In the case of regeneration land, it must also be shown that:
- on account of the site being vacant/idle, it has an adverse effect on the existing amenities or reduces the amenity provided by existing public infrastructure or has adverse effects on the character of the area.
In terms of the notification process, once the Local Authority has identified a site, it must give written notice the property owner by 1 November of the prevailing year. Meaning, for 2018, the Local Authority had until 1 November 2018 to inform the owner that their site had been added to the register and, subject to a successful objection, payment will be due in January 2019. Lands subject to the derelict sites levy will not be liable to the vacant sites levy.
An owner of lands placed on the register should ensure that the Local Authority has met all the requirements set out under the Acts, confirm the market value is accurate and review whether any reliefs are available. The owner has 28 days to review and submit a response to the placement of a site on the register, or raise objection.
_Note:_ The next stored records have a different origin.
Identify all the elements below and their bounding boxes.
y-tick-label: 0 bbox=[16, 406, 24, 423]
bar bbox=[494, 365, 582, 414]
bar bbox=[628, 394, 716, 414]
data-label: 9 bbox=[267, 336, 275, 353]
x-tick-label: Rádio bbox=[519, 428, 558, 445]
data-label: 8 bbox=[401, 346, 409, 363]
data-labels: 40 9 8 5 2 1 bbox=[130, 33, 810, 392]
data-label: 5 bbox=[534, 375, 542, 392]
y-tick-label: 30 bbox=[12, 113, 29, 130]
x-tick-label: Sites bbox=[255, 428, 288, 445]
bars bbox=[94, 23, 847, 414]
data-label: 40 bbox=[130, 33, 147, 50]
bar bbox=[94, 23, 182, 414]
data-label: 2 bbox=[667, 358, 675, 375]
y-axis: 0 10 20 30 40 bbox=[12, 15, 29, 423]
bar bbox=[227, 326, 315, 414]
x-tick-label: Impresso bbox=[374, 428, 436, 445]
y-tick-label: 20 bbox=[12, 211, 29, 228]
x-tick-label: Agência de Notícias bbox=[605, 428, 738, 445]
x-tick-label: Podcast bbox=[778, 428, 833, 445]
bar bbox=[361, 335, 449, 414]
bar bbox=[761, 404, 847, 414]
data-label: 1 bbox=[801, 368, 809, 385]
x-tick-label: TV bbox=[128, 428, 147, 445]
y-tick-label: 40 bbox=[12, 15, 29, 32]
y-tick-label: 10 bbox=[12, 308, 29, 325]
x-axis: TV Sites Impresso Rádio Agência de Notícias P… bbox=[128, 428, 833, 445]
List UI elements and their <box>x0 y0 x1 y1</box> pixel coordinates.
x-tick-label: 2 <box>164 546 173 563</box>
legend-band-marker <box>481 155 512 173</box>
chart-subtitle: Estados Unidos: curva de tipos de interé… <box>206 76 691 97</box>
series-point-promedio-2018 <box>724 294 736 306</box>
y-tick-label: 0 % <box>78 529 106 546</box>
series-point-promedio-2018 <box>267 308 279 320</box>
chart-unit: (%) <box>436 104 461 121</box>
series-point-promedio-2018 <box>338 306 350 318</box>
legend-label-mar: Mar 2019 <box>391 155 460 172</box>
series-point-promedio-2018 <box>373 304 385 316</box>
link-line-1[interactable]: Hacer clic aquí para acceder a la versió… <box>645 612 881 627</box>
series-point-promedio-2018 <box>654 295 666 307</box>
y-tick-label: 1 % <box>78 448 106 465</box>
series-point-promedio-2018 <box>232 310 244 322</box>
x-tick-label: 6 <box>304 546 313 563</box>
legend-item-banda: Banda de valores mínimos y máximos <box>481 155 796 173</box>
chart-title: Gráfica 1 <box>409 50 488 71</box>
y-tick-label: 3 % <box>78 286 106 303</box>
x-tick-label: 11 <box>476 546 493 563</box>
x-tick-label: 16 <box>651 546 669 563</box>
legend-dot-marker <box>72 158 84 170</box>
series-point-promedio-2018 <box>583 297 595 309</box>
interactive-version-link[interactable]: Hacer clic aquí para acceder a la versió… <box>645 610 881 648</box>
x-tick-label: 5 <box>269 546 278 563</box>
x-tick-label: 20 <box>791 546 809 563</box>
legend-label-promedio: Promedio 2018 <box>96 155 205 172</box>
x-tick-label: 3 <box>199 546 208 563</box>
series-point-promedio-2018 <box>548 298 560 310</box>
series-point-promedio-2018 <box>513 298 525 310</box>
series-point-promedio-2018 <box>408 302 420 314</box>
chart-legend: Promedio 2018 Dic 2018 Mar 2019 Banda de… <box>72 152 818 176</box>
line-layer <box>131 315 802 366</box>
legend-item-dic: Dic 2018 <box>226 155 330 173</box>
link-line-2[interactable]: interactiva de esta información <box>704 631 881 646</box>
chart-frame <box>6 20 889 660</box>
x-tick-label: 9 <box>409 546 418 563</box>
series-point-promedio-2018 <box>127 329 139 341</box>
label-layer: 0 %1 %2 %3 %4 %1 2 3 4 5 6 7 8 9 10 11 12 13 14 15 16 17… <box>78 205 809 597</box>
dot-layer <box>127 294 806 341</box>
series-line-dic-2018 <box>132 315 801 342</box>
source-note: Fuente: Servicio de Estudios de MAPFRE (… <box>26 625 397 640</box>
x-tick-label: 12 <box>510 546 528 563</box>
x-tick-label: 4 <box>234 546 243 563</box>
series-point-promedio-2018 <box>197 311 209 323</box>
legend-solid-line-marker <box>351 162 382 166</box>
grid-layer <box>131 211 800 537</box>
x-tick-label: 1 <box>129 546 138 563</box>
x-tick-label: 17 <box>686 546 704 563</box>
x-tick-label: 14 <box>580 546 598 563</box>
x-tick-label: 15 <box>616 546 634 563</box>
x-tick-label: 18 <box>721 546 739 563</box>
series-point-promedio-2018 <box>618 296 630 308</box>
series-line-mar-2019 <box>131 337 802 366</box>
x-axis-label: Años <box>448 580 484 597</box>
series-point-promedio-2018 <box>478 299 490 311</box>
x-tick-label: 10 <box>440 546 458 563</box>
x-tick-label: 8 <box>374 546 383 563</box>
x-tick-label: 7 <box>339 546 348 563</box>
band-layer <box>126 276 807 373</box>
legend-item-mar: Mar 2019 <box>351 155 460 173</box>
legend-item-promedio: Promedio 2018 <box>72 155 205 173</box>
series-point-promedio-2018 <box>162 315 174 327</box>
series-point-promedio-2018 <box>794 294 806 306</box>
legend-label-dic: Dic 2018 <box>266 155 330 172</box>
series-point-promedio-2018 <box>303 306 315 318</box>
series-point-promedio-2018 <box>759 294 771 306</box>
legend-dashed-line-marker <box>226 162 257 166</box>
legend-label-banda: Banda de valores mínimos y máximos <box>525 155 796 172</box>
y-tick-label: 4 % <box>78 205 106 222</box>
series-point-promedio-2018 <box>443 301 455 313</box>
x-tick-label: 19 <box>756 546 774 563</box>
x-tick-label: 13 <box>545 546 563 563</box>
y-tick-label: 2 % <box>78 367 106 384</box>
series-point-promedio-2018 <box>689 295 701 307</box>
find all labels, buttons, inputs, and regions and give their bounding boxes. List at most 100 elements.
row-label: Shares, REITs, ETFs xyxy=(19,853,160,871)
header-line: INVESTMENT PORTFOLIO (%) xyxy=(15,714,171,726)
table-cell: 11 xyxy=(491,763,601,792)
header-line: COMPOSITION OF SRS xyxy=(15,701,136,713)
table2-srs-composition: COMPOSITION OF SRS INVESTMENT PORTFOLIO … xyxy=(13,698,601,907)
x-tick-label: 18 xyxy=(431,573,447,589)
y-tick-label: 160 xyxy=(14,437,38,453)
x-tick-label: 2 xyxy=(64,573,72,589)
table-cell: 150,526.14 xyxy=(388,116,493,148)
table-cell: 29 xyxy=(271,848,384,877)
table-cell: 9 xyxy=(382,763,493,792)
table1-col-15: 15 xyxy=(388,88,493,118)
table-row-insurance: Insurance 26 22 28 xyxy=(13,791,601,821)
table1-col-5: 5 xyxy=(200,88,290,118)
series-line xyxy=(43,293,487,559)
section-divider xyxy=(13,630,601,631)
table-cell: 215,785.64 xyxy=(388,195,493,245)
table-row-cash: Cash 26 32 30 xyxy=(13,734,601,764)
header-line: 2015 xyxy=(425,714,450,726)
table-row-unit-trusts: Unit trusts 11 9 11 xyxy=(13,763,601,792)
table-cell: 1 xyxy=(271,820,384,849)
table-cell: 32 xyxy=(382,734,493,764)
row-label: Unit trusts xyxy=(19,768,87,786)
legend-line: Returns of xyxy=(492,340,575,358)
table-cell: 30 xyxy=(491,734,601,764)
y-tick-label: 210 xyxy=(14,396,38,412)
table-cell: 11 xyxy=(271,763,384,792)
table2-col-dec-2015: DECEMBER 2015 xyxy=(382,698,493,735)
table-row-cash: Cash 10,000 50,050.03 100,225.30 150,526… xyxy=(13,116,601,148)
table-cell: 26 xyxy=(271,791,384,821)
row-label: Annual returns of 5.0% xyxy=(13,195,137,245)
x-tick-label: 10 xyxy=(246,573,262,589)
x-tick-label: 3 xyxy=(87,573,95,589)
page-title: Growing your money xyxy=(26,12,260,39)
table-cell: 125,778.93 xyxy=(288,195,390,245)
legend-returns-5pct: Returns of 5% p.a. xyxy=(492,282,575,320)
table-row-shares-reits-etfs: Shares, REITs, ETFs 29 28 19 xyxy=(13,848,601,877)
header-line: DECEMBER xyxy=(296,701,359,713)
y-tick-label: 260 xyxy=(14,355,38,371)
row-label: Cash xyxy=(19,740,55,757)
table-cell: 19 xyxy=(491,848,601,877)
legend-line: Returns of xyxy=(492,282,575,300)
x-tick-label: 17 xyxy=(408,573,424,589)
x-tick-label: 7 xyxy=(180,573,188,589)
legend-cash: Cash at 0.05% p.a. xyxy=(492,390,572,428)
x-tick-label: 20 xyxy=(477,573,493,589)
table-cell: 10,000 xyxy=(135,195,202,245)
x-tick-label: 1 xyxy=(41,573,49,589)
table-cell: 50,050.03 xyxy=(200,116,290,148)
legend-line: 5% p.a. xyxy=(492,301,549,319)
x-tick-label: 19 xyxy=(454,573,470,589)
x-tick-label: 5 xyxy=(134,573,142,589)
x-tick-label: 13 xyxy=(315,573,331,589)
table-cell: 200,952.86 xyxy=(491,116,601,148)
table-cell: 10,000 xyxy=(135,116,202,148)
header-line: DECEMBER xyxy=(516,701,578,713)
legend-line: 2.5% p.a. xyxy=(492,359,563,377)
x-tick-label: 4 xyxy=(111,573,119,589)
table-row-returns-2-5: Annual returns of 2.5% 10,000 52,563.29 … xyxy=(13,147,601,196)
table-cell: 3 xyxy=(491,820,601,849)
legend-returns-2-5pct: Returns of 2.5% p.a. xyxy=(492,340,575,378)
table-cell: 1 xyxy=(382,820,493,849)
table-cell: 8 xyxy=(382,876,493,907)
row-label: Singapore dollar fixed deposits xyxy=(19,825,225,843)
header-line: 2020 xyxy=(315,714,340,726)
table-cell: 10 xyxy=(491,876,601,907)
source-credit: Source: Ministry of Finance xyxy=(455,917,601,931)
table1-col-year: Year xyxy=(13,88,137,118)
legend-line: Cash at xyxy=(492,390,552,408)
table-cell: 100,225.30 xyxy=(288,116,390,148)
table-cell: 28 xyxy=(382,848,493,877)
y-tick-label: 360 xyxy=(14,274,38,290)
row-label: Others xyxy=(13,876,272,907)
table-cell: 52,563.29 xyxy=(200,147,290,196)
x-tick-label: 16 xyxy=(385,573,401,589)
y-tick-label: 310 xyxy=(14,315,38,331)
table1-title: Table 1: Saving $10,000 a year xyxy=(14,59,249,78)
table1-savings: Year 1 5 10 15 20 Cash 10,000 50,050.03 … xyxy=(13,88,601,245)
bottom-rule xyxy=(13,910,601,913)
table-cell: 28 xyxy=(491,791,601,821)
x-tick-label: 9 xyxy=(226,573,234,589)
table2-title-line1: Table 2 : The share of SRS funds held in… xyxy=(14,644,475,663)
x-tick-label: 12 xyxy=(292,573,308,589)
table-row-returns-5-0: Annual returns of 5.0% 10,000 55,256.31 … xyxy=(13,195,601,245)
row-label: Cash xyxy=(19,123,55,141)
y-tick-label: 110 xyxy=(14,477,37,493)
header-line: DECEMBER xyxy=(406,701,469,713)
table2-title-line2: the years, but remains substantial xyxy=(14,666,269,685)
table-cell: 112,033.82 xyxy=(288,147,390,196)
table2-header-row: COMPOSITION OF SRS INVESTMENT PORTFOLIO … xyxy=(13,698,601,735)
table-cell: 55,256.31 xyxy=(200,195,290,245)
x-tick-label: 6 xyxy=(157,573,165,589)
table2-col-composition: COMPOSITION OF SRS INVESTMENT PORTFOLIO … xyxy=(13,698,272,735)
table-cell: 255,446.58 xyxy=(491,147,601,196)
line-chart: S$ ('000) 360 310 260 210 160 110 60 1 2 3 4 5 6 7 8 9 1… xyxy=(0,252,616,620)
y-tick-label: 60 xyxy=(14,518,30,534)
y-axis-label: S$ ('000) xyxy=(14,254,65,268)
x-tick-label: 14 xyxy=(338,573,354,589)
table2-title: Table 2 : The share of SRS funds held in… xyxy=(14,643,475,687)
The submission of false or misleading evidence/information is an offence.
Changes under the 2018 Act
A number of changes have been introduced by the 2018 Act:
- The levy has been increased from 3% for 2018 to 7% for 2019. Payments are made yearly in arrears with the 2018 levies due in January 2019.
- The 2018 Act clarifies the position regarding the use of lands zoned residential being used for non-residential purposes. Now, any land zoned for residential use and not used for that purpose can be included on the register. The only exception is in cases where land was bought for agricultural use prior to the land being zoned residential and the land continues to be used for that purpose.
- The 2018 Act removes any relief for
sites subject to debt or negative equity. However, a nil levy still
- Sites that have no market value; or
- Site is located on contaminated lands where the remedial cost exceeds market value.
- If there is a change in ownership of a vacant site in any given year, the vacant site levy for that year (and for the preceding year) shall be zero. This relief shall not apply where ownership transfers between associated companies, connected persons or if, in the opinion of the local authority, the change was for the purpose of avoiding the levy.
Consequences for unpaid levys
Unpaid vacant site levies become a charge on the property that will need to be discharged in full prior to any future sale. The owner will have to produce a Certificate of Discharge evidencing payment in advance of the sale.
Each Local Authority should have its Vacant Site Register on its website.
The content of this article is intended to provide a general guide to the subject matter. Specialist advice should be sought about your specific circumstances.